Que reste-t-il de ces conditions historiques ?
En Suisse, 50% de la fortune gérée est offshore*, 50% onshore**. Analysons chaque partie.
Le offshore d'abord . Les guerres économiques ont remplacé les conflits militaires dans les pays développés et le secret bancaire n’est plus étanche. Les deux principales causes qui ont permis à la Suisse d’attirer de manière massive les avoirs de l'étranger, puis de les retenir, se sont ainsi évaporées.
La « vieille » Europe n’est plus source de croissance pour les banques privées suisses. On assiste au contraire à un rapatriement de fortune. Il n’y a guère que la jeunesse et l’instabilité à l’Est qui est encore source d’Inflows depuis l’Europe vers la Suisse.

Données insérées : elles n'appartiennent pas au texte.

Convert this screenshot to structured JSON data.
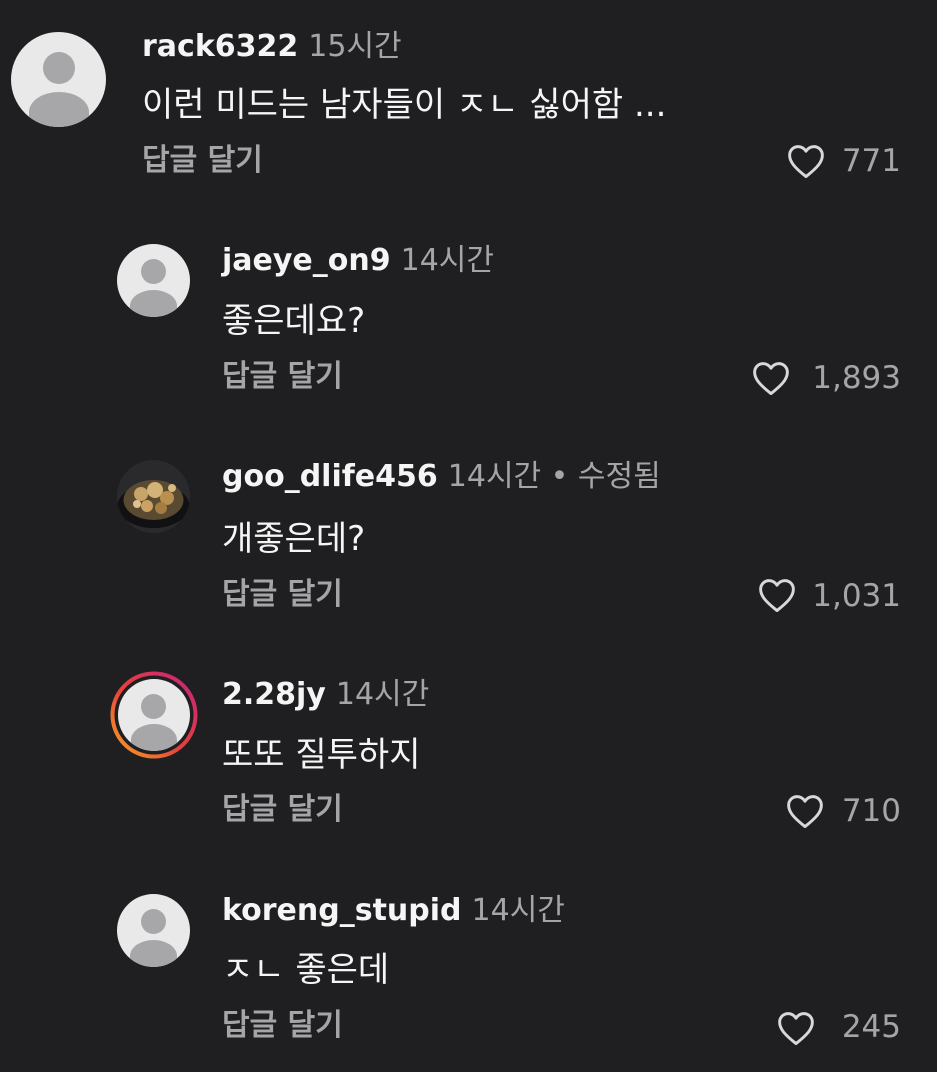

La croissance de la fortune nouvelle créée dépasse celle qui s’hérite , et c’est aux États-Unis et en Asie que les nouvelles fortunes se développent et sont gérées. Résultat, on assiste à une accélération de la croissance de centres financiers concurrents : Hong Kong, Singapour, Dubaï, États-Unis et Caraïbes.
La part des avoirs offshore gérée en Suisse est ainsi en baisse régulière .
À mon arrivée en Suisse en 1999, on parlait facilement de 35% de la fortune offshore mondiale gérée en Suisse ; aujourd’hui, on est autour de 25% selon les études**.
Si l’on exclut la croissance continue des marchés financiers qui a gonflé les avoirs depuis 2009 (le MSCI World a été multiplié par 2, le S&P 500 par 3), le constat est donc sans appel : d’un point de vue strictement croissance organique (apports nets d'avoirs), la place financière suisse, au mieux, n’est plus en croissance ; elle est en recul sur les avoirs de « l’ancien Monde » et notamment la « vieille Europe », son marché historique et naturel de proximité.
Il s’agit là de tendances lourdes qui ne sont pas directement liées aux récents conflits fiscaux ou à l'accès aux marchés, mais plutôt aux conditions économiques et géopolitiques.
Le Franc Suisse et le territoire suisse, grâce à sa stabilité, sa neutralité, sa gouvernance, reste un havre de paix pour les patrimoines financiers circulants des économies émergentes où le risque pour les personnes et les entreprises est toujours bien présent, tandis que les compétences et l’infrastructure propres à la gestion de fortune n’y sont pas encore. La Suisse est idéalement placée pour diversifier son risque géographique.
C’est pourquoi les sources d’apport d’avoirs pour la Suisse sont les Ultra-riches (UHNWI - au moins 20 millions de francs suisses) et les pays émergents. Ils ne compensent toutefois pas les pertes d’avoirs à l'échelle Suisse. Par ailleurs, leur profitabilité est moindre. Culturellement, leur loyauté est également moindre, car ce sont les avoirs qui viennent en Suisse pour un temps, tant que c’est nécessaire, pas les personnes. Résultat, les coûts d’acquisition explosent tandis que le temps qu’il faut pour les amortir s’allonge et le manque de loyauté ne permet pas toujours de rentabiliser la relation avec ces nouveaux clients.
Et le onshore ?
Quant à la gestion de la fortune onshore en Suisse (50% des avoirs gérés en Suisse environ), elle ne progresse pas, et est nettement moins rentable.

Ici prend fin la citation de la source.